Stephen Curry fleshed out his already-iconic resume on Thursday night when he was named NBA Finals MVP after leading the Golden State Warriors to their fourth title in the past eight seasons with a 103-90 victory over the Boston Celtics.
Appearing on 95.7 The Game's The Morning Roast with Bonta & Shasky (starts at 18:10 mark), Warriors general manager Bob Myers said that Curry's haters and detractors have "nothing left to say" about the two-time MVP.
Even though Curry was already on the short list of greatest players in NBA history before this postseason run, some analysts tried to suggest he was lesser than by virtue of not having a Finals MVP award.
Speaking to Chase Hughes of NBC Sports Washington on June 6, Tracy McGrady downplayed Curry's previous accomplishments when discussing his legacy:
"Because he has his career individually and with what he's accomplished with his team is tough. Because you’ve gotta think, he won a championship, right, against LeBron [James] that didn't have Kyrie [Irving], that didn't have Kevin Love. He didn't win the [Finals] MVP, right? Then he loses a 3-1 lead to LeBron, gets K.D., K.D. comes and wins two championships, so that gives Steph three championship but K.D. wins the two MVPs, right?"
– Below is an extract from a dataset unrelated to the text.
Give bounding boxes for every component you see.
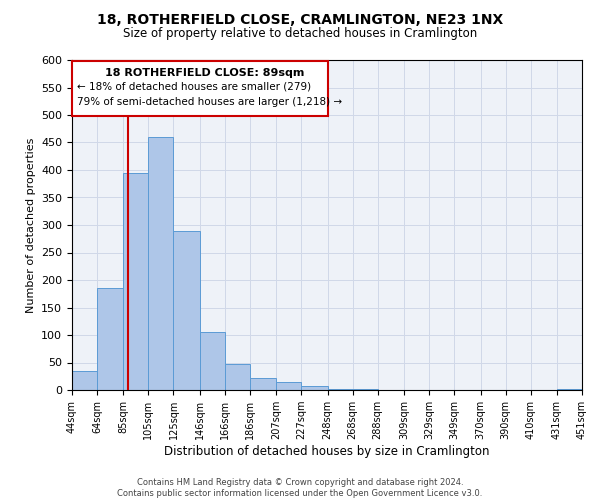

There were certainly people out there who defended Curry, including former teammate Jeremy Lin prior to Game 6 against the Celtics:
Curry never publicly spoke out against any of his critics, but adding the Finals MVP to his list of accomplishments did put him in rare company. The eight-time All-Star is one of six players in NBA history with at least four titles, multiple MVP awards and a Finals MVP.
Per ESPN Stats & Info, Curry joined LeBron James, Michael Jordan and Jerry West as the only players in history to average at least 30 points, five rebounds and five assists per game in multiple NBA Finals.
Curry scored a team-high 34 points in Thursday's win. He scored at least 29 points in five of six games against the Celtics.
The Warriors became the fourth team in NBA history with at least four championships in an eight-season span. They join a group that includes the Chicago Bulls, Boston Celtics and Los Angeles Lakers.
The Warriors' seven championships in franchise history rank third all-time, behind the Lakers and Celtics (both with 17).